Cooper’s suggestion that Professor Marc Hill is wrongly “protected by the concept of academic freedoms” is equally troubling. As the rabbi must surely know, academic freedom protects the right of a member of the academy to teach even absolute nonsense. We don’t really know if Hill understood the intent of the slogan “free Palestine from the river to the sea,” but even if he supports the outrageous and naive idea that there should be one predominantly Muslim state in the land of Israel, this should not warrant dismissal from his teaching duties.

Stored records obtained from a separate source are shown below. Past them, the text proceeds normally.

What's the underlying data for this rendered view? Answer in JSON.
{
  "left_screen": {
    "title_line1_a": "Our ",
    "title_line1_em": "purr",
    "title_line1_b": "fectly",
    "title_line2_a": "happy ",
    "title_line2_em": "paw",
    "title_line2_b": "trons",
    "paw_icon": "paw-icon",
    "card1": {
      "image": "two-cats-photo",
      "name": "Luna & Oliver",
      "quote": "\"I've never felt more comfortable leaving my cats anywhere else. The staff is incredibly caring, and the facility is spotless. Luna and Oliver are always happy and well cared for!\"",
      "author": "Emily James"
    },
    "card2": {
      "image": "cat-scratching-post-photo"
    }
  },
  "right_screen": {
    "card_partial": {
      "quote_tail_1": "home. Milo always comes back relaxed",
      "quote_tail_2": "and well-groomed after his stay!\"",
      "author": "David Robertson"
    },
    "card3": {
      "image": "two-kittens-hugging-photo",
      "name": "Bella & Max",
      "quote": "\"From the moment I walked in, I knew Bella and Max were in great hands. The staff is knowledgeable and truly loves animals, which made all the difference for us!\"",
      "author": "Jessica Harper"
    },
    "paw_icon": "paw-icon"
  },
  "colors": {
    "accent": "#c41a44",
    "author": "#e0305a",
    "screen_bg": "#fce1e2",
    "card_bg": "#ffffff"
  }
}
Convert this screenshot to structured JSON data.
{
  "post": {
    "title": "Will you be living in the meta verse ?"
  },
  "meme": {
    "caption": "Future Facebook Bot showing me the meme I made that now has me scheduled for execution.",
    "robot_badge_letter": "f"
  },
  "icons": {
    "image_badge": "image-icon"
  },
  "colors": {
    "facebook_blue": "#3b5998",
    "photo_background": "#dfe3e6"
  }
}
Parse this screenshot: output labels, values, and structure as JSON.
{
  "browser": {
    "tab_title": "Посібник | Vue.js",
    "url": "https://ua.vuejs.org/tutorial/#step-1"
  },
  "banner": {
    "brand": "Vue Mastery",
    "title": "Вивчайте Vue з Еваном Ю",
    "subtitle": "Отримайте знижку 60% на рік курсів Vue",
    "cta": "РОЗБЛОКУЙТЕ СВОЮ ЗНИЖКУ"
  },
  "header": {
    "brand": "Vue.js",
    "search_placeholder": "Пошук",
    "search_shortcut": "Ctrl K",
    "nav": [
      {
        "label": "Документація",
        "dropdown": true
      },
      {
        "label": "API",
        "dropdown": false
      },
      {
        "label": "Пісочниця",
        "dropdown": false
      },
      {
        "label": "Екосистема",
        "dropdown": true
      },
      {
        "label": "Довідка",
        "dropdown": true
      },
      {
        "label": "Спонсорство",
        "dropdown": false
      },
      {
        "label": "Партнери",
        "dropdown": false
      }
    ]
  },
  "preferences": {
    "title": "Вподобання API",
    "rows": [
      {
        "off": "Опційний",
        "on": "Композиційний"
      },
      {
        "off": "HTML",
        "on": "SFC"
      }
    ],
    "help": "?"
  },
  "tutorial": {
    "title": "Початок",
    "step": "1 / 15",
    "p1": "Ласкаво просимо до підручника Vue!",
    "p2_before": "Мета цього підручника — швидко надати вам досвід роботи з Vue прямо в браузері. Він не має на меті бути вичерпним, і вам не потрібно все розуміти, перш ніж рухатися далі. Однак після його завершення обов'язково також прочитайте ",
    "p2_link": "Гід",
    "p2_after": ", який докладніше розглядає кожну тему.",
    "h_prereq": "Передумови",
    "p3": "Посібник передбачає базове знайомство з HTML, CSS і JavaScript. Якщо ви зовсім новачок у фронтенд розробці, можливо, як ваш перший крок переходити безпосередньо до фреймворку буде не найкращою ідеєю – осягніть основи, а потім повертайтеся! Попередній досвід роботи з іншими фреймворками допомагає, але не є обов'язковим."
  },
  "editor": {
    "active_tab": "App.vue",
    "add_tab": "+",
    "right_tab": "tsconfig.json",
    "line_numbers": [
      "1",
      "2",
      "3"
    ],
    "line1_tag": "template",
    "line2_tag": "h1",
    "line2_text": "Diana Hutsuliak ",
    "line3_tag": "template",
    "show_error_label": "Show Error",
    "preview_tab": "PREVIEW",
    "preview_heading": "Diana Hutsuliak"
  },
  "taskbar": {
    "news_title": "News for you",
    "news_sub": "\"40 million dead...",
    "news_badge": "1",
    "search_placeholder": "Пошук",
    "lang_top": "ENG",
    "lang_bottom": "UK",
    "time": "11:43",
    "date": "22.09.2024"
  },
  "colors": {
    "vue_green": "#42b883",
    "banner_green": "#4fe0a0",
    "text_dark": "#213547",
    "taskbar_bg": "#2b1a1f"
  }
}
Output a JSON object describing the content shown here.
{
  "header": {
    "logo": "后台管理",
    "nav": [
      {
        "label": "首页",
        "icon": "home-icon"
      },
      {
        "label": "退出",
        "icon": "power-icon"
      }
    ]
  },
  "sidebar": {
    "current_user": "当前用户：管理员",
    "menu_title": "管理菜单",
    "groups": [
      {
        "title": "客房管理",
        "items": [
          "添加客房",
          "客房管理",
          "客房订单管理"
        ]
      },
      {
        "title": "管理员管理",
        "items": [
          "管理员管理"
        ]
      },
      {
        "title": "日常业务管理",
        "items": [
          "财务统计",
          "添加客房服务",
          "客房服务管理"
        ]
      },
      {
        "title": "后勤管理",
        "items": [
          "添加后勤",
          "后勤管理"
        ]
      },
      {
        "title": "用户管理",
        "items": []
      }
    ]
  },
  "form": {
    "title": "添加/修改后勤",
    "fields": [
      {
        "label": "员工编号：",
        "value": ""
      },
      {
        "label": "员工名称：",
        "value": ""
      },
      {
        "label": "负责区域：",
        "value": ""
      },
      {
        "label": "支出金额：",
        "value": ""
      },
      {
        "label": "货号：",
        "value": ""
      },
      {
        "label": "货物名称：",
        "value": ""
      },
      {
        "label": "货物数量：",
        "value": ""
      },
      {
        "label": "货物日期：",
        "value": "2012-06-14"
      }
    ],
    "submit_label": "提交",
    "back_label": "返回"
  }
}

Keep in mind that Hill’s remarks were not in the context of his teaching. As a former teacher and university instructor, the idea that I could have disciplined for making mean-spirited and absurd comments outside of the classroom is absolutely chilling.
Furthermore, while Cooper rightly notes that instances of anti-Semitism have increased in the last several years, he chooses to conflate negative expressions and criticisms of Israel from the left with much more virulent actions from the right. While Muslim members of Congress want to punish Israel for policies that they believe are harmful to Palestinians, the attack on Jews at prayer in Pittsburgh came from a right-wing extremist.
I am much more concerned about anti-Jewish expressions targeting journalists and anti-Jewish violence than anything a Temple University professor or a Jewish columnist might say. I fully agree with Cooper that we do something about anti-Semitism, we just seem to disagree about where the most dangerous threat comes from.